Thanks to Martin Cowan for his note about media coverage of Dylanesque, the Ferry covers album, due 5 March (UK):
“Shortish interview with Bryan Ferry in the latest UNCUT, talking about his forthcoming Dylan covers album.”
Earlier Dylan Daily articles about Dylanesque:
* Dylan and Bryan Ferry: encore
Thanks to Tricia, in Australia:
“With regard to links between Ferry and Dylan, and previous Ferry cover versions of Dylan songs, don't forget the Polar Prize ceremony.

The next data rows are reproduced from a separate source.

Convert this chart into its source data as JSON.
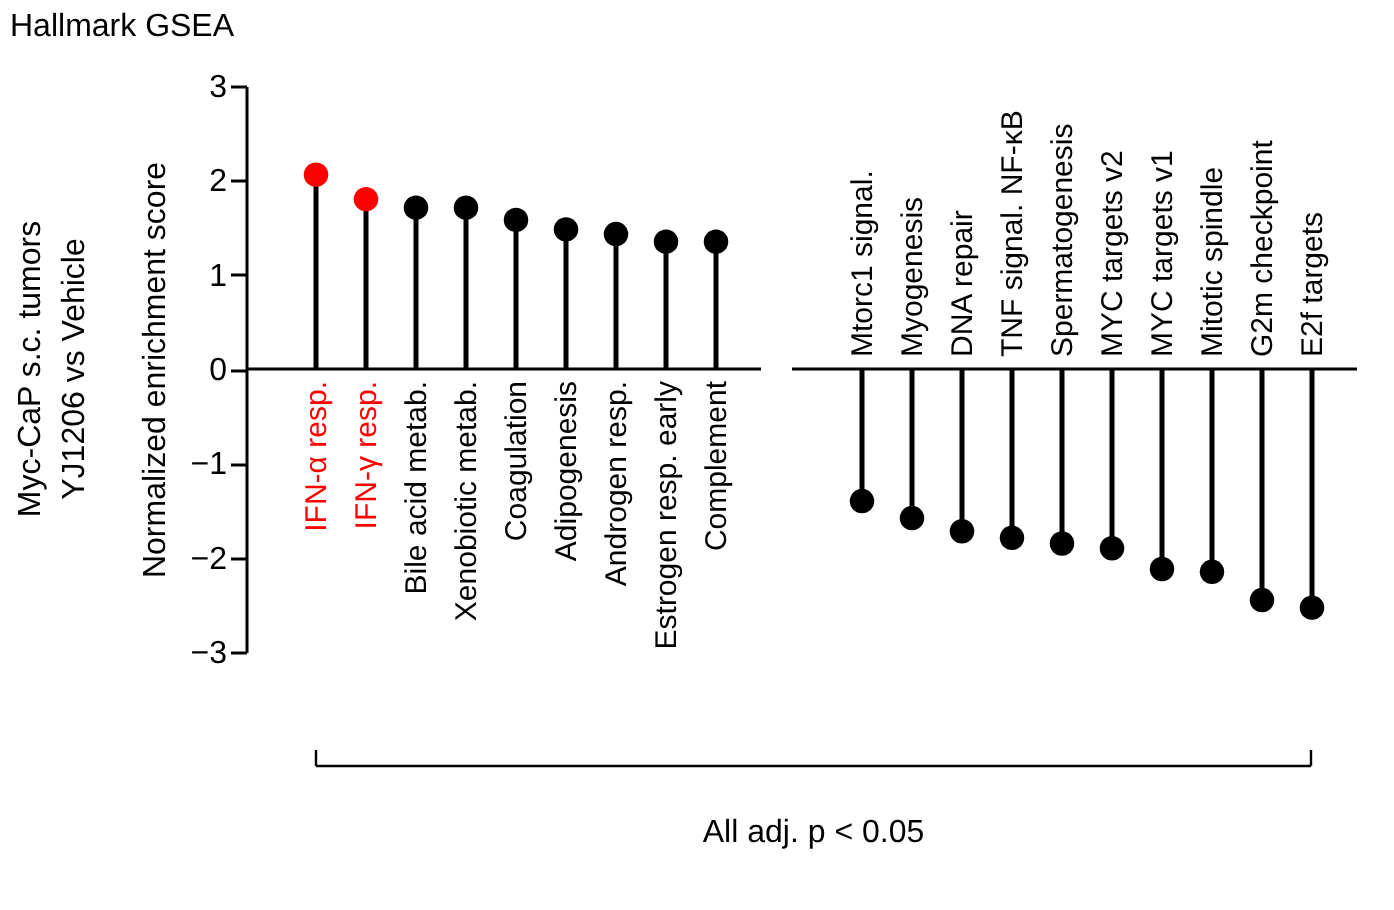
{
  "chart_data": [
    {
      "type": "lollipop",
      "title": "Hallmark GSEA",
      "ylabel": "Normalized enrichment score",
      "categories": [
        "IFN-α resp.",
        "IFN-γ resp.",
        "Bile acid metab.",
        "Xenobiotic metab.",
        "Coagulation",
        "Adipogenesis",
        "Androgen resp.",
        "Estrogen resp. early",
        "Complement"
      ],
      "series": [
        {
          "values": [
            2.06,
            1.8,
            1.71,
            1.71,
            1.58,
            1.48,
            1.43,
            1.35,
            1.35
          ],
          "colors": [
            "#ff0000",
            "#ff0000",
            "#000000",
            "#000000",
            "#000000",
            "#000000",
            "#000000",
            "#000000",
            "#000000"
          ]
        }
      ],
      "ylim": [
        -3,
        3
      ],
      "yticks": [
        -3,
        -2,
        -1,
        0,
        1,
        2,
        3
      ],
      "grid": false,
      "marker": "circle",
      "annotations": [
        "Myc-CaP s.c. tumors\nYJ1206 vs Vehicle",
        "All adj. p < 0.05"
      ]
    },
    {
      "type": "lollipop",
      "categories": [
        "Mtorc1 signal.",
        "Myogenesis",
        "DNA repair",
        "TNF signal. NF-κB",
        "Spermatogenesis",
        "MYC targets v2",
        "MYC targets v1",
        "Mitotic spindle",
        "G2m checkpoint",
        "E2f targets"
      ],
      "series": [
        {
          "values": [
            -1.4,
            -1.58,
            -1.72,
            -1.79,
            -1.85,
            -1.9,
            -2.12,
            -2.15,
            -2.45,
            -2.53
          ],
          "colors": [
            "#000000",
            "#000000",
            "#000000",
            "#000000",
            "#000000",
            "#000000",
            "#000000",
            "#000000",
            "#000000",
            "#000000"
          ]
        }
      ],
      "ylim": [
        -3,
        3
      ],
      "grid": false,
      "marker": "circle",
      "tick_labels": "x"
    }
  ]
}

“When Dylan was awarded the Polar Prize in Sweden on 15 May 2000, Brian Ferry performed 'A Hard Rain's A-Gonna Fall' - with Dylan in the audience almost directly in front of him!
“How scary would that be? Although, if I remember correctly, there were some attractive back-up singers onstage, so he may have been safe.
“Some video (not sure if it includes Ferry) and pictures at:
www.polarmusicprize.com/newSite/cerm2000.shtml
* Bryan Ferry and Dylan songs
Thanks to Bernard McGuinn:
“Bryan Ferry did It ain’t me babe, on Another Time Another Place, the follow up to These Foolish Things. His next album after that was Let's Stick Together, which, of course, is a song Bob covered on the largely forgettable Down in the Groove. Ferry’s next album, In Your Mind, carries a version of Rock of Ages, a song Bob's been known to sing on occasion.”
* New Bryan Ferry album of Dylan songs
Bryan Ferry - last seen as a model in ads for Marks & Spencer clothing – is set to release Dylanesque, a CD of 11 songs written by Bob Dylan, on the Virgin label in early March.
The tracklist includes Dylan classics like:
All Along The Watchtower
All I Really Want To Do
If Not For You
Just Like Tom Thumb's Blues
Positively 4th Street
Knocking On Heaven's Door
Simple Twist Of Fate
The album will be a must-buy for all fans of Ferry/Roxy Music and many in Dylan’s fanbase (count me in, twice over). Although the cognoscenti regard all the Ferry solo releases as inferior to all the Roxy Music albums, his cover versions - including Dylan’s A Hard Rain's A-Gonna Fall on his first solo album, in 1973 – generally garner high praise.
Ferry’s 1999 album, As Time Goes By, a collection of standards by the great Broadway writers such as Cole Porter, is a beautiful CD. It’ll be instructive to see how Dylan’s work sounds alongside The Great American Songbook.
The recently re-invigorated Ferry will also be appearing on the first new Roxy Music studio album for a quarter of a century, due later this year. He’s also touring the UK this spring.